Open letter to our first-rate local businesses, especially Realtors:

Please do not leave fliers or other material at our front doors and on our porches. These very visible items signal to burglars that the homeowner is not home. When we travel, your fliers can remain for many days. This is probably not your intention.

We want you to be successful, so please advertise in a way that grows your business without putting our safety and security at risk.

Joann Barry


The Oct. 18 guest editorial provided great insight. The writer sees so much more than we shallow, simple citizens. Here I thought the statement on the status told how the sculptor and landlord thought about America. But the writer tells us that the statue and statement are telling us how we should feel. Where did all that come from?

The statue’s statement, the writer says, represents the kind of loyalty that does not admit wrong. Yet the writer’s own absolute self-righteousness is far more dictatorial.

Ah, I think I understand. The statue gives the writer the opening to list some of the things that are wrong with America. But the statue is innocent; it is just serving as the writer’s excuse to vent. The writer is little different than spokespersons representing other dictatorial political philosophies around the world, left and right.

Come to think of it, the writer reminds me of certain speakers and writers in my youth who claimed to be the true American patriots. It turned out that many were actually members of the American Communist Party.

Ray Coen

‘Steadfast’ Revisited

In a nation of great opportunity and promise founded on principles of individual freedoms and the right to associate for religious and other purposes, one would hope that we could join in rejoicing in steadfast support of this country which has given us, our parents, grandparents, children and grandchildren so much.

Steadfast is hardly a controversial term, meaning, severally, “loyal, faithful, committed, devoted, dedicated, dependable, reliable, steady, true, constant, staunch, solid, trusty.” Of course no one will agree with everything the United States does, whether the administration is Democratic or Republican, liberal or conservative, but that does not mean we won’t still support the country as whole, salute its flag and sing its anthem.

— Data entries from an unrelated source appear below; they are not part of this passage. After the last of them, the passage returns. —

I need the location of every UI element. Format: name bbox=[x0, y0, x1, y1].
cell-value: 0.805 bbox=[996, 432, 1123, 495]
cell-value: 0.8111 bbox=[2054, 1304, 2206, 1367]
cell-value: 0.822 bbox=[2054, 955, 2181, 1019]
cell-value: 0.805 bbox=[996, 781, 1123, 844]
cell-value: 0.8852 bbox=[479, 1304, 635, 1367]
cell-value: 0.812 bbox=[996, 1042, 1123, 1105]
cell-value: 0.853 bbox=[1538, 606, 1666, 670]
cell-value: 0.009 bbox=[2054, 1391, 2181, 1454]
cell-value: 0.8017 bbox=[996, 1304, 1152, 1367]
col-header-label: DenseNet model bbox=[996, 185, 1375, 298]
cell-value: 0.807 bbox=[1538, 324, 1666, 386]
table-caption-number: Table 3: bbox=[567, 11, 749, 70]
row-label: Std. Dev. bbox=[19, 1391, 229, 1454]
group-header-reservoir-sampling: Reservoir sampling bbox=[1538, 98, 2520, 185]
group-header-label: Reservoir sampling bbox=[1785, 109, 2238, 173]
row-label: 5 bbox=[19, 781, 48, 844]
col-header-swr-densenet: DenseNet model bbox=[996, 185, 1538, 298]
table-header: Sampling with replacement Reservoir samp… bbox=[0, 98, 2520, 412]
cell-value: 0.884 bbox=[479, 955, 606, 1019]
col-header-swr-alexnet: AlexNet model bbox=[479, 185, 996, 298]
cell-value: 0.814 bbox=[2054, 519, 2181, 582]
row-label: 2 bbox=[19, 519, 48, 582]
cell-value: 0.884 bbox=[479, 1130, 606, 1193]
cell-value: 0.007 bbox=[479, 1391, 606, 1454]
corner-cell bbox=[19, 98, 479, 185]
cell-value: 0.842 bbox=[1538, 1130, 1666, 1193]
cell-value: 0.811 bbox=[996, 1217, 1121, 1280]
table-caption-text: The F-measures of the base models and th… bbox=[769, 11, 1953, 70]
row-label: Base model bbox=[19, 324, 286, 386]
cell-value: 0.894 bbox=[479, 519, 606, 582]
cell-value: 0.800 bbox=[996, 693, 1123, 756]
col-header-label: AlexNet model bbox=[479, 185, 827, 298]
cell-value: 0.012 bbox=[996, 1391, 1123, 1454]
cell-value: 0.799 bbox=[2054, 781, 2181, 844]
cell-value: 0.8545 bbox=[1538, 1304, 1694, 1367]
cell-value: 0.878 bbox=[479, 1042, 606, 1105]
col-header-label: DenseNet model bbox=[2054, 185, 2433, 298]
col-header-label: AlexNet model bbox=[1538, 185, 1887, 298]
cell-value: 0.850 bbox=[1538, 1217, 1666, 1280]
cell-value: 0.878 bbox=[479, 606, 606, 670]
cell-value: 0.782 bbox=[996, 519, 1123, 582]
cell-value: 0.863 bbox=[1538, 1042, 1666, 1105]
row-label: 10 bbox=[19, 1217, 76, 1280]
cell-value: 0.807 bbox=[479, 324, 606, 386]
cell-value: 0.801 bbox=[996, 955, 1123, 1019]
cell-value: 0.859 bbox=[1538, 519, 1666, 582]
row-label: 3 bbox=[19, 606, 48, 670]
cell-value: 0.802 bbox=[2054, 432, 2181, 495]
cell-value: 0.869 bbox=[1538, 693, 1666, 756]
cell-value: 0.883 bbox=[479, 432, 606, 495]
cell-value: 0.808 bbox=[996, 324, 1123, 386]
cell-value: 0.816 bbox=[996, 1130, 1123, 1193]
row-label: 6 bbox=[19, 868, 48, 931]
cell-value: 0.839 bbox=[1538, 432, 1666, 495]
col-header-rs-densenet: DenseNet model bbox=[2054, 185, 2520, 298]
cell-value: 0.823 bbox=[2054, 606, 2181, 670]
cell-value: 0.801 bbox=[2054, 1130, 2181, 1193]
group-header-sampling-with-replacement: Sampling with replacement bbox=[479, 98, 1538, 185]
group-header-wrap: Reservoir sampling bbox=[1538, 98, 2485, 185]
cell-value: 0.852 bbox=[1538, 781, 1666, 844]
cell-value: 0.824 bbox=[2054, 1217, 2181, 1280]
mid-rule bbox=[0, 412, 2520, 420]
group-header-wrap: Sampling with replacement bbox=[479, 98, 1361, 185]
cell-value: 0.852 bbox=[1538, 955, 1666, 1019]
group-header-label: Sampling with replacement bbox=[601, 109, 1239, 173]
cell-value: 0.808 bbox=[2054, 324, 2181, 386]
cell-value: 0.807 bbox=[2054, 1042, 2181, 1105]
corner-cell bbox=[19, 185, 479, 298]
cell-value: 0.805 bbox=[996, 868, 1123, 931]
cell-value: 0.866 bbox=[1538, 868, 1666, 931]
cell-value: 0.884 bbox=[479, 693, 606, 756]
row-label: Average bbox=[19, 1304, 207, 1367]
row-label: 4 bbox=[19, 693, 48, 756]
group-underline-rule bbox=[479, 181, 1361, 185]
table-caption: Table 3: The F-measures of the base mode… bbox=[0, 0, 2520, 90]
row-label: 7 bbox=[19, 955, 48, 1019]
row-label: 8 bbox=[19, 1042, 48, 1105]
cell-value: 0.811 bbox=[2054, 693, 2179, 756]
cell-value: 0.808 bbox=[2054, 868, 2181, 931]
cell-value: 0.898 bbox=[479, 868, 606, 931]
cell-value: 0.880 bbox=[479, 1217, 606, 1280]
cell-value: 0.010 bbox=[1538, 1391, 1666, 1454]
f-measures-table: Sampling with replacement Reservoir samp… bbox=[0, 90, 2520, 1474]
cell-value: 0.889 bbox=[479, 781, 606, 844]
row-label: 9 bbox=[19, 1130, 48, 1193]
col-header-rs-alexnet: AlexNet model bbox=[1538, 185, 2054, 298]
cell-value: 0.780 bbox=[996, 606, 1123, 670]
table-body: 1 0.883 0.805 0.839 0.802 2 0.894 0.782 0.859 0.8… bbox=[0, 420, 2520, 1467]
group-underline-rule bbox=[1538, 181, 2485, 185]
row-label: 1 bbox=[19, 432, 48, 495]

In fact, we may be steadfast in our effort to make it a greater and better country acting on our disagreements with its policy because we love it and owe it so much.

Unfortunately, we live in most polarizing times when, for reasons not well articulated, or even understood, the attitude is too often if you disagree with me on one issue you disagree with me and oppose me completely, and in your disagreement you are simply wrong. But democracy is a system of checks and balances, compromise and progress though testing our ideas and our ideals in the tumult of change.

A nation of immigrants in a world of billions of people, oppressive governments, domestic terror and violence, including suicide bombings aimed at marketplaces, funerals and office towers, will not be of one opinion on all of its major issues, or even on what those major issues should be. But we can be steadfast in supporting the system, which has led the world in so many fields and endeavors, saving it from conquest by vicious regimes in two world wars, and innovating beyond any reasonable expectation of one nation.

When the writer of the guest editorial in the Oct. 18 edition of the Palisadian-Post finds “Steadfast” so repulsive just because they find some policies of the current administration problematic they reflect the unbending, “I am right you are wrong,” agree with me or you are the enemy, mentality that eats away at our ability to move forward.

We do not need to agree on every issue, and we all know that we will not agree on every issue, but we can agree that this country deserves our steadfast support while we endeavor to make it better and to find common ground with our fellow Americans, if not also with other nations.

And “Steadfast” is a further reminder that given the history of conquest, colonization, national expansion, and pursuit of freedom and opportunity on this planet, this country has been a source of enlightenment as a melting pot dedicated to that freedom and opportunity.

We also need to recognize that in an ever-more populous, and even vicious, world, one person’s freedom is another person’s bondage, and we need to find middle ground. “Steadfast” is a reminder that this nation has much more to accomplish and that it is a source of leadership for opportunity and for justice here and abroad, and indeed much of he world seeks to join us here. How many of them we can and will accommodate is another question. But if we are not steadfast in our support of this nation, there is no guarantee it will be here for our descendants.